JL goes Vegan October 13, 2010 at 10:29 am

I’m laughing so hard! Great advice (by the way, found this blog after the “Marie Claire” incident. Enjoying this blog very much!

Lia October 13, 2010 at 12:38 pm

Totally agree, but I’m also with Lindsey. Calling it a “white girl problem” is really only taking advantage of a stereotype to give your lesson a catchy name that is funny only because of that stereotype. Sure, we are all enlightened enough to accept it to some extent as “funny ‘cuz it’s kind of true,” but it still seems like a cheap shot that, in these modern times, does not always apply. I eagerly await the day when it will be viewed as a “privileged middle-class suburbanite problem”…but I guess that’s not catchy enough, culturally or rhetorically…

Lori October 13, 2010 at 2:20 pm

GAH someone said it. Katie and Lia and Lindsey.

Funny? Yes. True? Yes. Am I tired of the race card, even in humor? It’s getting there.

Gracie October 13, 2010 at 5:01 pm

No longer seeing “FML” statuses is one of the top 5 best things that has come out of deleting my personal Facebook account. Hands down.
Gracie´s last post ..fashion myths debunked – part 2

Jess-The Semi Abnormal Gal October 14, 2010 at 2:08 am

I refuse to use FML….I try to turn any crazy unexpected mishap into a LML moment- that’s Love My Life! Cause face it, just like Rachel said, we all have a great deal to love in our lives!

Courtney (Pancakes & Postcards) October 14, 2010 at 2:28 pm

“If this is the worst thing that happens to you today, you are very lucky.”

That is my mantra whenever I have a white-girl problem. Puts my ridiculously hard life in perspective.
Courtney (Pancakes & Postcards)´s last post ..TIA- Home Improvement

Caitlin October 15, 2010 at 4:39 am

Love. Everything about this. Truth, truth, truth.
Caitlin´s last post ..Infomercial A-Go-Go

Devon (Run Sleep Rinse Repeat) October 15, 2010 at 7:28 pm

I absolutely love the title of this post. Hysterical!

I often give my problems the “White Girl Litmus Test” before complaining about them in all aspects of my life. Love it!

FoodCents October 19, 2010 at 1:13 pm

The FB bitchin’ sure is in a class of its own. If I see “FML” one more time, a puppy is getting taken hostage…

FoodCents October 19, 2010 at 1:17 pm

Heather, I remember the incident with the sports bra.
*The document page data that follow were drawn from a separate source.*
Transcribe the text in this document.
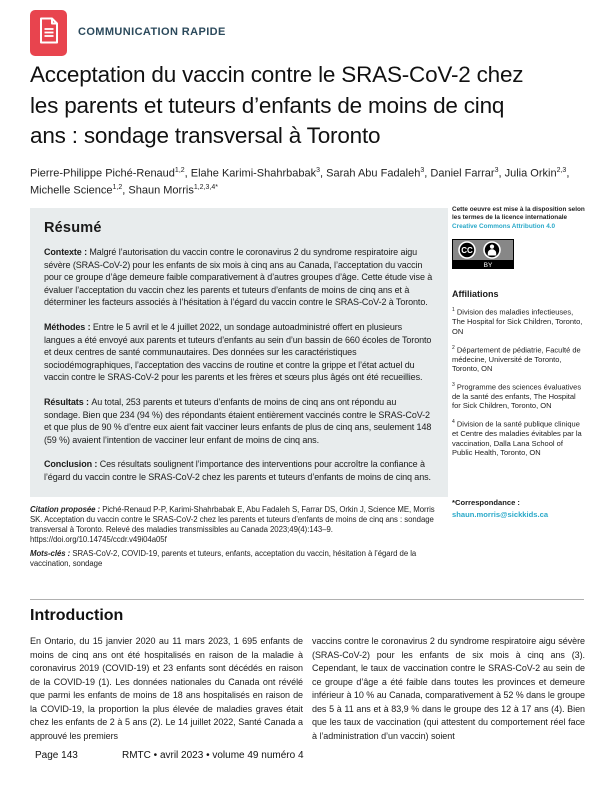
COMMUNICATION RAPIDE
Acceptation du vaccin contre le SRAS-CoV-2 chez
les parents et tuteurs d’enfants de moins de cinq
ans : sondage transversal à Toronto
Pierre-Philippe Piché-Renaud$^{1,2}$, Elahe Karimi-Shahrbabak$^3$, Sarah Abu Fadaleh$^3$, Daniel Farrar$^3$, Julia Orkin$^{2,3}$, Michelle Science$^{1,2}$, Shaun Morris$^{1,2,3,4*}$
Résumé

Contexte : Malgré l’autorisation du vaccin contre le coronavirus 2 du syndrome respiratoire aigu sévère (SRAS-CoV-2) pour les enfants de six mois à cinq ans au Canada, l’acceptation du vaccin pour ce groupe d’âge demeure faible comparativement à d’autres groupes d’âge. Cette étude vise à évaluer l’acceptation du vaccin chez les parents et tuteurs d’enfants de moins de cinq ans et à déterminer les facteurs associés à l’hésitation à l’égard du vaccin contre le SRAS-CoV-2 à Toronto.

Méthodes : Entre le 5 avril et le 4 juillet 2022, un sondage autoadministré offert en plusieurs langues a été envoyé aux parents et tuteurs d’enfants au sein d’un bassin de 660 écoles de Toronto et deux centres de santé communautaires. Des données sur les caractéristiques sociodémographiques, l’acceptation des vaccins de routine et contre la grippe et l’état actuel du vaccin contre le SRAS-CoV-2 pour les parents et les frères et sœurs plus âgés ont été recueillies.

Résultats : Au total, 253 parents et tuteurs d’enfants de moins de cinq ans ont répondu au sondage. Bien que 234 (94 %) des répondants étaient entièrement vaccinés contre le SRAS-CoV-2 et que plus de 90 % d’entre eux aient fait vacciner leurs enfants de plus de cinq ans, seulement 148 (59 %) avaient l’intention de vacciner leur enfant de moins de cinq ans.

Conclusion : Ces résultats soulignent l’importance des interventions pour accroître la confiance à l’égard du vaccin contre le SRAS-CoV-2 chez les parents et tuteurs d’enfants de moins de cinq ans.

Citation proposée : Piché-Renaud P-P, Karimi-Shahrbabak E, Abu Fadaleh S, Farrar DS, Orkin J, Science ME, Morris SK. Acceptation du vaccin contre le SRAS-CoV-2 chez les parents et tuteurs d’enfants de moins de cinq ans : sondage transversal à Toronto. Relevé des maladies transmissibles au Canada 2023;49(4):143–9.
https://doi.org/10.14745/ccdr.v49i04a05f

Mots-clés : SRAS-CoV-2, COVID-19, parents et tuteurs, enfants, acceptation du vaccin, hésitation à l’égard de la vaccination, sondage

Cette oeuvre est mise à la disposition selon
les termes de la licence internationale
Creative Commons Attribution 4.0
BY
CC
Affiliations

$^1$ Division des maladies infectieuses, The Hospital for Sick Children, Toronto, ON

$^2$ Département de pédiatrie, Faculté de médecine, Université de Toronto, Toronto, ON

$^3$ Programme des sciences évaluatives de la santé des enfants, The Hospital for Sick Children, Toronto, ON

$^4$ Division de la santé publique clinique et Centre des maladies évitables par la vaccination, Dalla Lana School of Public Health, Toronto, ON

*Correspondance :
shaun.morris@sickkids.ca
Introduction
En Ontario, du 15 janvier 2020 au 11 mars 2023, 1 695 enfants de moins de cinq ans ont été hospitalisés en raison de la maladie à coronavirus 2019 (COVID-19) et 23 enfants sont décédés en raison de la COVID-19 (1). Les données nationales du Canada ont révélé que parmi les enfants de moins de 18 ans hospitalisés en raison de la COVID-19, la proportion la plus élevée de maladies graves était chez les enfants de 2 à 5 ans (2). Le 14 juillet 2022, Santé Canada a approuvé les premiers
vaccins contre le coronavirus 2 du syndrome respiratoire aigu sévère (SRAS-CoV-2) pour les enfants de six mois à cinq ans (3). Cependant, le taux de vaccination contre le SRAS-CoV-2 au sein de ce groupe d’âge a été faible dans toutes les provinces et demeure inférieur à 10 % au Canada, comparativement à 52 % dans le groupe des 5 à 11 ans et à 83,9 % dans le groupe des 12 à 17 ans (4). Bien que les taux de vaccination (qui attestent du comportement réel face à l’administration d’un vaccin) soient
Page 143	RMTC • avril 2023 • volume 49 numéro 4
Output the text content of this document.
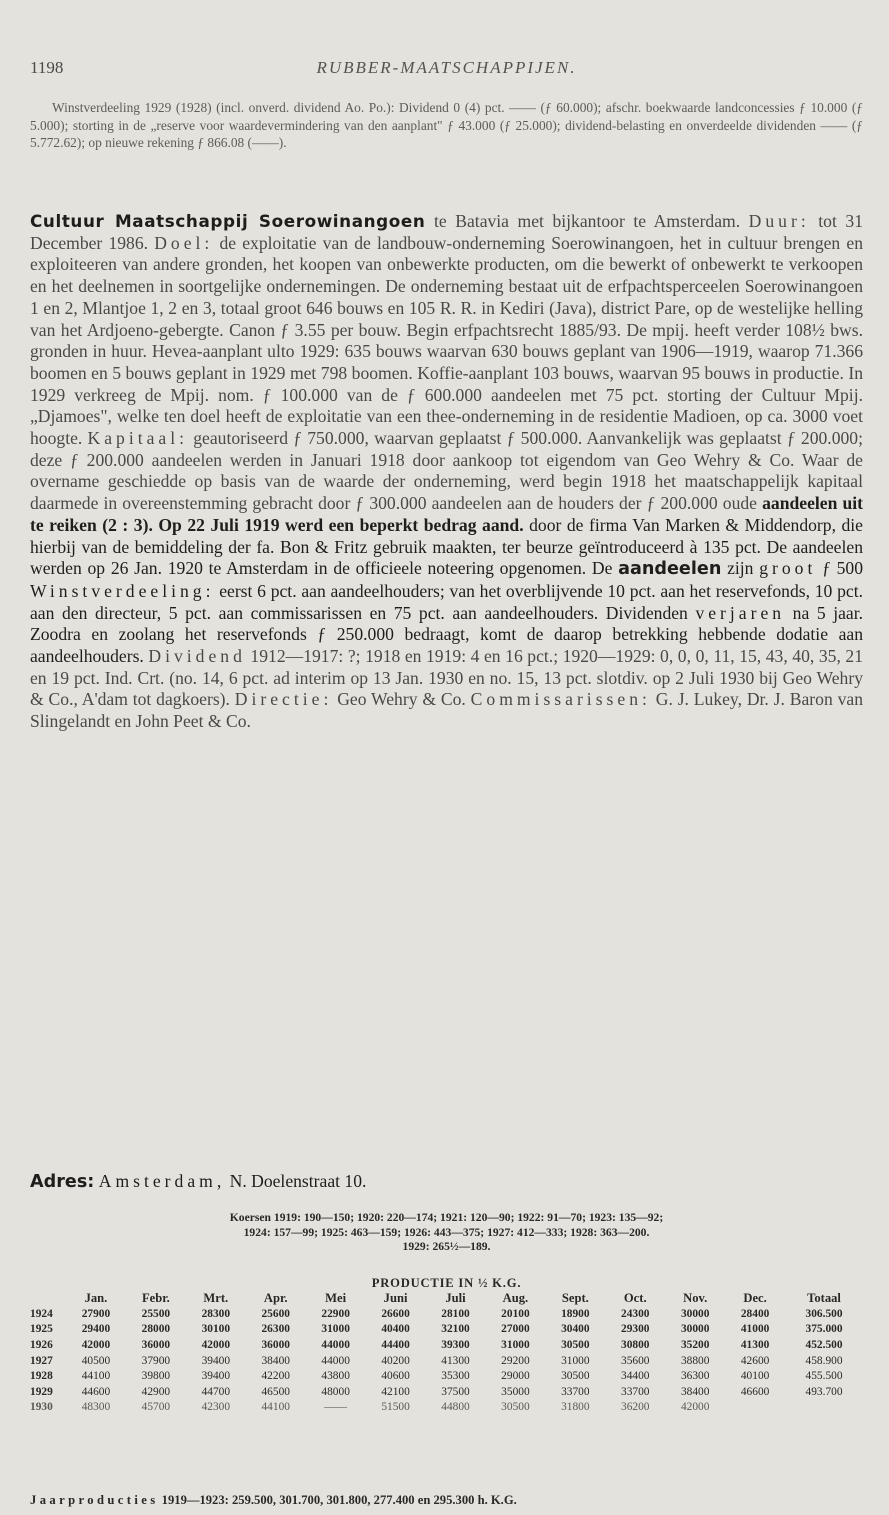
1198	RUBBER-MAATSCHAPPIJEN.

Winstverdeeling 1929 (1928) (incl. onverd. dividend Ao. Po.): Dividend 0 (4) pct. —— (ƒ 60.000); afschr. boekwaarde landconcessies ƒ 10.000 (ƒ 5.000); storting in de „reserve voor waardevermindering van den aanplant" ƒ 43.000 (ƒ 25.000); dividend-belasting en onverdeelde dividenden —— (ƒ 5.772.62); op nieuwe rekening ƒ 866.08 (——).

Cultuur Maatschappij Soerowinangoen te Batavia met bijkantoor te Amsterdam. Duur: tot 31 December 1986. Doel: de exploitatie van de landbouw-onderneming Soerowinangoen, het in cultuur brengen en exploiteeren van andere gronden, het koopen van onbewerkte producten, om die bewerkt of onbewerkt te verkoopen en het deelnemen in soortgelijke ondernemingen. De onderneming bestaat uit de erfpachtsperceelen Soerowinangoen 1 en 2, Mlantjoe 1, 2 en 3, totaal groot 646 bouws en 105 R. R. in Kediri (Java), district Pare, op de westelijke helling van het Ardjoeno-gebergte. Canon ƒ 3.55 per bouw. Begin erfpachtsrecht 1885/93. De mpij. heeft verder 108½ bws. gronden in huur. Hevea-aanplant ulto 1929: 635 bouws waarvan 630 bouws geplant van 1906—1919, waarop 71.366 boomen en 5 bouws geplant in 1929 met 798 boomen. Koffie-aanplant 103 bouws, waarvan 95 bouws in productie. In 1929 verkreeg de Mpij. nom. ƒ 100.000 van de ƒ 600.000 aandeelen met 75 pct. storting der Cultuur Mpij. „Djamoes", welke ten doel heeft de exploitatie van een thee-onderneming in de residentie Madioen, op ca. 3000 voet hoogte. Kapitaal: geautoriseerd ƒ 750.000, waarvan geplaatst ƒ 500.000. Aanvankelijk was geplaatst ƒ 200.000; deze ƒ 200.000 aandeelen werden in Januari 1918 door aankoop tot eigendom van Geo Wehry & Co. Waar de overname geschiedde op basis van de waarde der onderneming, werd begin 1918 het maatschappelijk kapitaal daarmede in overeenstemming gebracht door ƒ 300.000 aandeelen aan de houders der ƒ 200.000 oude aandeelen uit te reiken (2 : 3). Op 22 Juli 1919 werd een beperkt bedrag aand. door de firma Van Marken & Middendorp, die hierbij van de bemiddeling der fa. Bon & Fritz gebruik maakten, ter beurze geïntroduceerd à 135 pct. De aandeelen werden op 26 Jan. 1920 te Amsterdam in de officieele noteering opgenomen. De aandeelen zijn groot ƒ 500 Winstverdeeling: eerst 6 pct. aan aandeelhouders; van het overblijvende 10 pct. aan het reservefonds, 10 pct. aan den directeur, 5 pct. aan commissarissen en 75 pct. aan aandeelhouders. Dividenden verjaren na 5 jaar. Zoodra en zoolang het reservefonds ƒ 250.000 bedraagt, komt de daarop betrekking hebbende dodatie aan aandeelhouders. Dividend 1912—1917: ?; 1918 en 1919: 4 en 16 pct.; 1920—1929: 0, 0, 0, 11, 15, 43, 40, 35, 21 en 19 pct. Ind. Crt. (no. 14, 6 pct. ad interim op 13 Jan. 1930 en no. 15, 13 pct. slotdiv. op 2 Juli 1930 bij Geo Wehry & Co., A'dam tot dagkoers). Directie: Geo Wehry & Co. Commissarissen: G. J. Lukey, Dr. J. Baron van Slingelandt en John Peet & Co.

Adres: Amsterdam, N. Doelenstraat 10.
Koersen 1919: 190—150; 1920: 220—174; 1921: 120—90; 1922: 91—70; 1923: 135—92;
1924: 157—99; 1925: 463—159; 1926: 443—375; 1927: 412—333; 1928: 363—200.
1929: 265½—189.
PRODUCTIE IN ½ K.G.
	Jan.	Febr.	Mrt.	Apr.	Mei	Juni	Juli	Aug.	Sept.	Oct.	Nov.	Dec.	Totaal
1924	27900	25500	28300	25600	22900	26600	28100	20100	18900	24300	30000	28400	306.500
1925	29400	28000	30100	26300	31000	40400	32100	27000	30400	29300	30000	41000	375.000
1926	42000	36000	42000	36000	44000	44400	39300	31000	30500	30800	35200	41300	452.500
1927	40500	37900	39400	38400	44000	40200	41300	29200	31000	35600	38800	42600	458.900
1928	44100	39800	39400	42200	43800	40600	35300	29000	30500	34400	36300	40100	455.500
1929	44600	42900	44700	46500	48000	42100	37500	35000	33700	33700	38400	46600	493.700
1930	48300	45700	42300	44100	——	51500	44800	30500	31800	36200	42000		
Jaarproducties 1919—1923: 259.500, 301.700, 301.800, 277.400 en 295.300 h. K.G.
I think this is an example of how you can vent when something crappy happens, but not make it out to be the “worst day EVER” sort of thang’.

Bo November 12, 2010 at 1:54 am

Brilliant post…well done! :)
Bo´s last post ..Life is real and it’s starting to freak me out

Nikenya June 19, 2012 at 5:50 am

The bottom line is, even on our worst days, we are a blessed bunch. We have access to good nutritious food — even if it’s not always organic ,that’s true, we are blessed in one way or another, we are alive but still we coplain over smaller smaller staff. let us grorify our Almight Father first before anthing.